Non-Fiction is a slow-paced dramedy that offers a highly intelligent examination of how technology impacts our daily lives. The story focuses on a group of middle-aged, middle-class French men and women, and how they are affected by the hyperconnected reality of today.

Alain (Guillaume Canet) is a handsome and successful book publisher struggling with both his professional and private life. His relationship with his wife, Serna (Juliette Binoche), seems to have hit a dead end, while he has to deal with one of his long-time authors, who has written a new manuscript and is eager for it to be published. Keen to be cutting edge, Alain’s hiring of a new beautifully ambitious woman as the “head of digital transition,” shows his enthusiastic embrace for a future where social media and digital storytelling is the solution for everything.

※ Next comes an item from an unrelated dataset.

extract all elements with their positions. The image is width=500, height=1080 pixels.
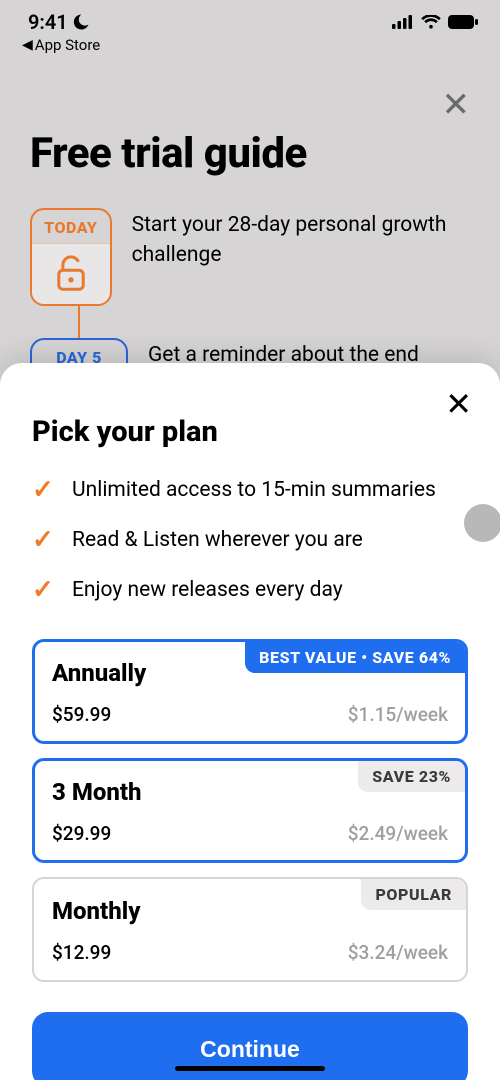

Without a doubt Non-Fiction will be a smash hit with intellectuals who work in the every changing media landscape. The film offers a timely and often-hilarious social critique which points out what culture gains and loses when people read less books. During one of the films spirited discussion a famous writer chirps, “more people read my blog than my books!” Another particularly telling moment transpires in the back of a taxi when a publicist remarks to her social media inept author, “Tweets are the modern day Haiku.” Though Non-Fiction’s most stirring moment is when a literary expert describes the local library, “it’s where kids go to read, the homeless stay warm, and elderly go to swap seeds.”